J etzt, wo ich darüber nachdenke, kommt es mir merkwürdig vor, dass für Hauptverkehrsstraßen manchmal ein Zielort namensgebend ist, unabhängig davon, in welcher Richtung man sich bewegt. Die Sanctuary Line zum Beispiel trägt diesen Namen immer, ob man zum Sanctuary Point will oder von ihm fort zur Stadt, zum Highway, in die restliche Welt hinaus – das ist, als zerrte man einen bekannten Ort hinter sich her immer tiefer hinein ins Unbekannte.

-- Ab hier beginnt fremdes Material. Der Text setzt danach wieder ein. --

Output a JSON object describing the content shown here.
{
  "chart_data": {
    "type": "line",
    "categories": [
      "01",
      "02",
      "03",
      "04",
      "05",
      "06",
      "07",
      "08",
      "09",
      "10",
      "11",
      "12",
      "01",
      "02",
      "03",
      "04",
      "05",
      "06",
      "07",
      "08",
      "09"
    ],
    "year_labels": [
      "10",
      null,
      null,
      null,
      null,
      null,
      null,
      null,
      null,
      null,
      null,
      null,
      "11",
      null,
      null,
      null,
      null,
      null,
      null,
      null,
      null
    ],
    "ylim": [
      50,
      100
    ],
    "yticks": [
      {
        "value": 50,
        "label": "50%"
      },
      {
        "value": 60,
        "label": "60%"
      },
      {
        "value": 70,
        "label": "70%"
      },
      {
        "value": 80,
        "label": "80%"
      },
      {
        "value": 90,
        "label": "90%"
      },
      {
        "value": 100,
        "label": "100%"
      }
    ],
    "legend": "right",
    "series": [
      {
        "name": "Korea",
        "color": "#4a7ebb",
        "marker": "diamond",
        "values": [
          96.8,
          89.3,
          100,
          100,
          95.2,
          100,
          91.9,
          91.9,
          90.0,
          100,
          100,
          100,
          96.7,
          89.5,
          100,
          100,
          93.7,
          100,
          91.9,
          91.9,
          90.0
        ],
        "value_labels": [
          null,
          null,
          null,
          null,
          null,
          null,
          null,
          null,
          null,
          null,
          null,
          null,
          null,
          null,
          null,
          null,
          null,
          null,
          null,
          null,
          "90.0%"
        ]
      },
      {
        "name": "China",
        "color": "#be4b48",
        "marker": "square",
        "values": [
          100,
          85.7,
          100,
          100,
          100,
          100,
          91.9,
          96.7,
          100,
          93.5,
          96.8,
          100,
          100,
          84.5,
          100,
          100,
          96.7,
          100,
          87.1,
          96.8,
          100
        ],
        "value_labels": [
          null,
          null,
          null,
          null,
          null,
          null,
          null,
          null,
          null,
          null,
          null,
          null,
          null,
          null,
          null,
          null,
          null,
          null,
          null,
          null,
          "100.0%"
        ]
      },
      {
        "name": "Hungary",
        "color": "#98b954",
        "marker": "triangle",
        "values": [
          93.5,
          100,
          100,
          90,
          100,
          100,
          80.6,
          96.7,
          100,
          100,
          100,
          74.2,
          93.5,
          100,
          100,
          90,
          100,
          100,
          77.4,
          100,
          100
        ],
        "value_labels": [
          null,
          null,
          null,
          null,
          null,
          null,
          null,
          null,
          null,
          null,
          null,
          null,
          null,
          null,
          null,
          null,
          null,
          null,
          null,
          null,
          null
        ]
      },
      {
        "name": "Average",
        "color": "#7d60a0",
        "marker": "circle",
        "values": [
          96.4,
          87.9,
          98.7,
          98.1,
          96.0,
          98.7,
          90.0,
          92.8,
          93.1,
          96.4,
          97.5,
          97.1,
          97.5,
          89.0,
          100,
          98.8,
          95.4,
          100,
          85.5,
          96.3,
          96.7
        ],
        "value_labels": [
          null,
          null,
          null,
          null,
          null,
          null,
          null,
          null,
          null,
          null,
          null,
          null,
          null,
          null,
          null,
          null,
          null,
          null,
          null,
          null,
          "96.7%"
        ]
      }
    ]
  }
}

    In dem Sommer, in dem ich sechzehn war und für meine Fahrprüfung übte, fuhr ich so oft diese Straße entlang, dass ich jede Beule im Asphalt, jedes Schlagloch kannte. Das Auto, der Buick meiner Mutter, war hellgelb lackiert und hatte Schalensitze und eine Klimaanlage, die ihre gekühlte Luft durch zwei Düsen in den Innenraum blies. Ich fuhr aber lieber mit offenen Fenstern, so dass ich den Kies unter den Reifen knirschen hörte und den Fahrtwind im Haar am Hinterkopf spürte. Ich mochte es auch, wie dieser Wind sich immer wieder anders anhörte, manchmal, wenn ich an den Geißblatt- und Sumachbüschen vorbeifuhr, die stellenweise richtige Hecken am Straßenrand bildeten, klang er sogar wie eine Brandung.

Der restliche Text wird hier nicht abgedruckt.